DIECI RAGAZZE PER ME
commedia con musiche in due tempi
di Enrico Vaime e Massimo Bagliani

con
MASSIMO BAGLIANI
SILVIA SALVATORI


regia
Simona Marchini



Nota degli autori:
Cari amici,
avevamo voglia di scrivere una commedia con canzoni ma anche un giallo con un finale imprevedibile e cosi' abbiamo partorito il copione di "dieci ragazze per me" dove si ride, si canta, c'è l'assassino che non canta ma combina altri guai e ci sono pure gli attori. Non ci sorprenderebbe affatto scoprire che durante lo spettacolo gli uomini non vedano l'ora di ammirare le "dieci ragazze dieci" mentre le donne , più riflessive, tentino di scoprire chi è l'assassino ma abbiamo la sensazione che terminata la rappresentazione, dopo un susseguirsi di colpi di scena, tutti si chiederanno se quello che hanno visto è finzione o realtà.
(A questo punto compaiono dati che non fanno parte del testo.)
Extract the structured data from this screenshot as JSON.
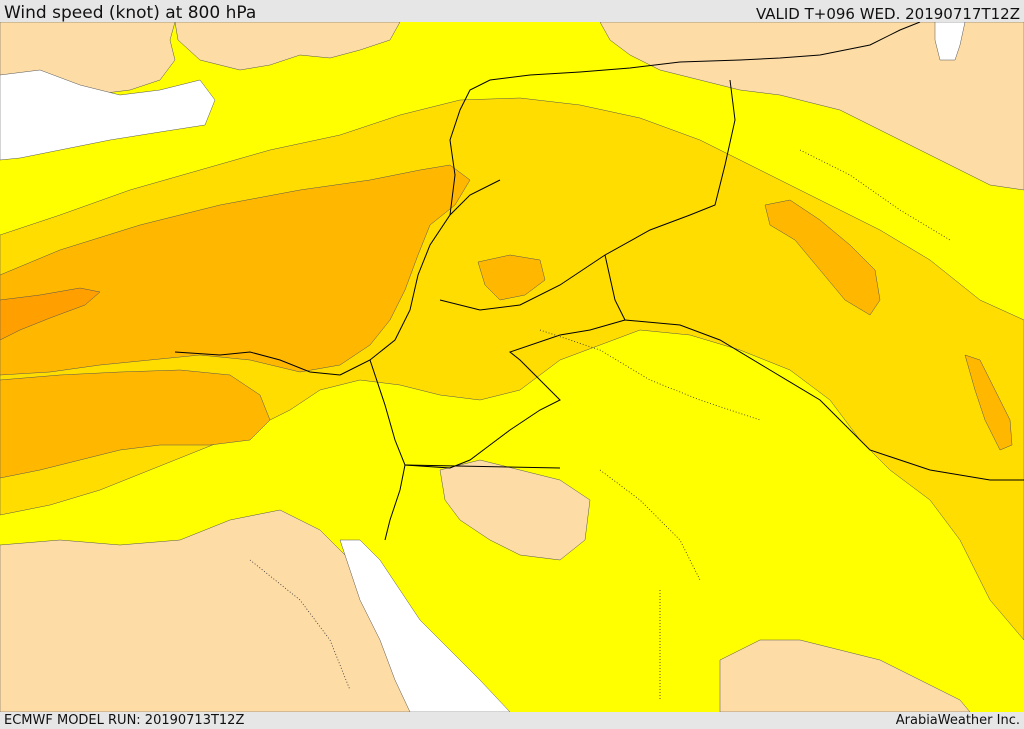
{
  "header": {
    "title": "Wind speed (knot) at 800 hPa",
    "valid_time": "VALID T+096 WED. 20190717T12Z"
  },
  "footer": {
    "model_run": "ECMWF MODEL RUN: 20190713T12Z",
    "credit": "ArabiaWeather Inc."
  },
  "map": {
    "colors": {
      "light_wind": "#fddca6",
      "sea": "#ffffff",
      "band_1": "#ffff00",
      "band_2": "#ffdd00",
      "band_3": "#ffb700",
      "band_4": "#ff9f00",
      "border": "#000000"
    }
  }
}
Come vedete vi abbiamo dato un 'assaggio' di quello che vi aspetta: lo sappiamo, potremmo dirvi ben altro ma non vogliamo guastarvi la sorpresa.
Ossequi
Vaime - Bagliani

Note di regia:
Perché accettare la regia di Dieci ragazze per me ? Perché, come dice il mio amico Vaime, non si può dire di no a Massimo Bagliani. Per una serie di motivi. Tutti validi. Il primo è che il testo che propone, scritto a quattro mani con Enrico Vaime, è avvincente. Sì, proprio così. Dalla prima all'ultima parola ti prende come un "giallo" seducente, brillante, stupefacente. Il ritmo è serrato, vivace, irresistibile…Insomma, non ci si salva dal coinvolgimento! Il secondo motivo di adesione alla regia è la qualità della persona-Bagliani. La passione, il coraggio, la forza con cui persegue e realizza il suo lavoro. Il tutto tenuto insieme da una profonda onestà intellettuale e umana, e una consolidata esperienza professionale. In parole povere: è veramente un bravo, convincente, autentico attore. Che dire di più? Il terzo motivo è accettare la sfida di sostenere contenuti e ritmi del testo con una regia degna. E infine l'ultimo dei motivi: voglio godermi il piacere di lavorare con chi, come Vaime, ha un grande rispetto per il mestiere del teatro e per gli amici che ci credono sul serio.